Muchas veces todavía no vemos manifestado externamente aquello que Dios dice que somos. Sin embargo, en Su diseño eterno, ya existe un propósito definido, una identidad establecida y una asignación preparada. El proceso consiste en permitir que Dios transforme nuestro interior hasta que podamos convertirnos visiblemente en aquello que ya somos espiritualmente en Él.
La mansedumbre y la flexibilidad son esenciales porque Dios no puede usar plenamente un instrumento rígido, lleno de razonamientos, opiniones y resistencia. Un corazón flexible puede ser dirigido en cualquier dirección que Dios desee. Aprende a moverse no por lógica humana, sino por obediencia y sensibilidad a la voz del Espíritu.

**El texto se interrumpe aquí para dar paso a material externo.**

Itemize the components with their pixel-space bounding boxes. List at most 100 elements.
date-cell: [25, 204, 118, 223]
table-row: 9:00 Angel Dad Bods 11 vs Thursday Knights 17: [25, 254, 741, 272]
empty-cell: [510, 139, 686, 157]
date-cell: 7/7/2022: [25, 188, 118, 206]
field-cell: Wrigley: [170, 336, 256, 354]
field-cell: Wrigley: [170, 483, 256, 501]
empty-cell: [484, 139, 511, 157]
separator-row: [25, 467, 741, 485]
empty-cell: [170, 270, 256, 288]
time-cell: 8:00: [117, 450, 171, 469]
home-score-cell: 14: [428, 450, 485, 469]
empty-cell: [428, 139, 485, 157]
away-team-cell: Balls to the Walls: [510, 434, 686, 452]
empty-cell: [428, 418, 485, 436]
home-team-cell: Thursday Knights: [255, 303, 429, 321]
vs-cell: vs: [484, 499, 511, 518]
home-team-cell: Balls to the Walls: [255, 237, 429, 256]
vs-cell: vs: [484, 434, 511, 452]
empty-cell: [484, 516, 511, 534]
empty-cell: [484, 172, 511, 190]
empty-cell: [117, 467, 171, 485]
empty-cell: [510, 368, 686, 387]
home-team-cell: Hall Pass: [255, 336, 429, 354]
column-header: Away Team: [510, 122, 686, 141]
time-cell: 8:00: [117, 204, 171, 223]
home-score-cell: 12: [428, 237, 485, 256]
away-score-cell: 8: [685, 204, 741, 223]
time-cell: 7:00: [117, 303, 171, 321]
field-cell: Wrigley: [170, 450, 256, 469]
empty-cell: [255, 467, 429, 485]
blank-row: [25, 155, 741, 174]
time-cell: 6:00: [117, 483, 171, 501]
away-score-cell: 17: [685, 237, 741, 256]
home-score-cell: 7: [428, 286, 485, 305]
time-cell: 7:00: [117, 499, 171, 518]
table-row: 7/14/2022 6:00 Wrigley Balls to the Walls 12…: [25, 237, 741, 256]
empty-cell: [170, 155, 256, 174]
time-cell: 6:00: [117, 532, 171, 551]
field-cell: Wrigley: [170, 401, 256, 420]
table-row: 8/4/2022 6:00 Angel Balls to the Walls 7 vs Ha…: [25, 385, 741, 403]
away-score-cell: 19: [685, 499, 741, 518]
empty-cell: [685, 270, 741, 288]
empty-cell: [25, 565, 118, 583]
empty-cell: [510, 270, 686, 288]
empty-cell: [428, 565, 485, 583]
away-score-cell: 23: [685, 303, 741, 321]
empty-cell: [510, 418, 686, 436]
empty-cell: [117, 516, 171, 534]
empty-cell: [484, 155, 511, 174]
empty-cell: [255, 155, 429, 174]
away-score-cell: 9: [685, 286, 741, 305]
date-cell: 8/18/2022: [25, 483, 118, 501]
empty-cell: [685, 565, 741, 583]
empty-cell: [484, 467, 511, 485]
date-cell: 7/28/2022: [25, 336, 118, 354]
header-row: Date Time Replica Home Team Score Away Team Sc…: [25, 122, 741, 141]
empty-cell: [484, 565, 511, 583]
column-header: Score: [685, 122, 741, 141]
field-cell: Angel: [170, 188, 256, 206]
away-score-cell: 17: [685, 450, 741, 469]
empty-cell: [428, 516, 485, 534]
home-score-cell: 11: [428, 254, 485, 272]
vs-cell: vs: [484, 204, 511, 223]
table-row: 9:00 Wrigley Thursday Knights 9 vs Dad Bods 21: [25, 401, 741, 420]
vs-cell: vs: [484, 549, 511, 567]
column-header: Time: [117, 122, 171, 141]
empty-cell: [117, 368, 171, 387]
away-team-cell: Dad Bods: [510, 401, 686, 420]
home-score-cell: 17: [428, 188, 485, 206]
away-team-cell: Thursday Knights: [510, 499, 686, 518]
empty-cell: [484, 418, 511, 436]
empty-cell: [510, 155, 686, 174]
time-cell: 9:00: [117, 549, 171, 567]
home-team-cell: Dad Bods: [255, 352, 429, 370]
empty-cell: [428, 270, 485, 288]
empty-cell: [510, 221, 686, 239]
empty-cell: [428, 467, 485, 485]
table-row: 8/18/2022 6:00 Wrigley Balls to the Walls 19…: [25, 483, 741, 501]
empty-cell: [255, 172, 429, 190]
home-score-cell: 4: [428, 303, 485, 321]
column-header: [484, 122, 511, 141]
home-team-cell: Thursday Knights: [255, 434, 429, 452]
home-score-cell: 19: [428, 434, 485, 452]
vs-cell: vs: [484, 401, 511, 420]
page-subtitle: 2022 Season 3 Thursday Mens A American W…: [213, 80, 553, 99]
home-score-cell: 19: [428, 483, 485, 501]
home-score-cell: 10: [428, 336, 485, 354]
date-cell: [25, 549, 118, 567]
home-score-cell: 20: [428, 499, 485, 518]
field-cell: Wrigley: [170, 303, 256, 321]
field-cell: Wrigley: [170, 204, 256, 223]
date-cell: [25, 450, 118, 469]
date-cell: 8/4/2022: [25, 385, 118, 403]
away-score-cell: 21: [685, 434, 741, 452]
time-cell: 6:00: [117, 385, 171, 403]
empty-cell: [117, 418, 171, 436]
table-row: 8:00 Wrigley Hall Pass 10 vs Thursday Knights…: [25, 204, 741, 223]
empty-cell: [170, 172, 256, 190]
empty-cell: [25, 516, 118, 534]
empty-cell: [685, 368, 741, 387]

Cuando nuestro entendimiento natural deja de interferir constantemente, Dios encuentra espacio para manifestar Su sabiduría y Su poder. El instrumento útil en las manos de Dios no es el más fuerte, sino el más rendido. La verdadera autoridad nace de un corazón moldeable que permite al Padre formarlo según Su voluntad.
Meditación para hoy
¿Estoy resistiendo los procesos de Dios o permitiendo que Él me forme?
¿Hay razonamientos y estructuras internas que están limitando mi obediencia?
¿Soy flexible y manso para ser dirigido por el Espíritu Santo en cualquier dirección?
Oración
Padre, reconozco que muchas veces mi razonamiento y mi propia comprensión se interponen en lo que Tú quieres hacer en mí. Hoy decido rendirme a Tu proceso y permitir que me formes como barro en Tus manos.
Desarrolla en mí mansedumbre, flexibilidad y sensibilidad a Tu voz. Quita toda rigidez, orgullo y resistencia que impidan que Tu voluntad se manifieste plenamente en mi vida. Hazme un instrumento útil y disponible para ser dirigido por Ti en cualquier momento y de cualquier manera. Amén.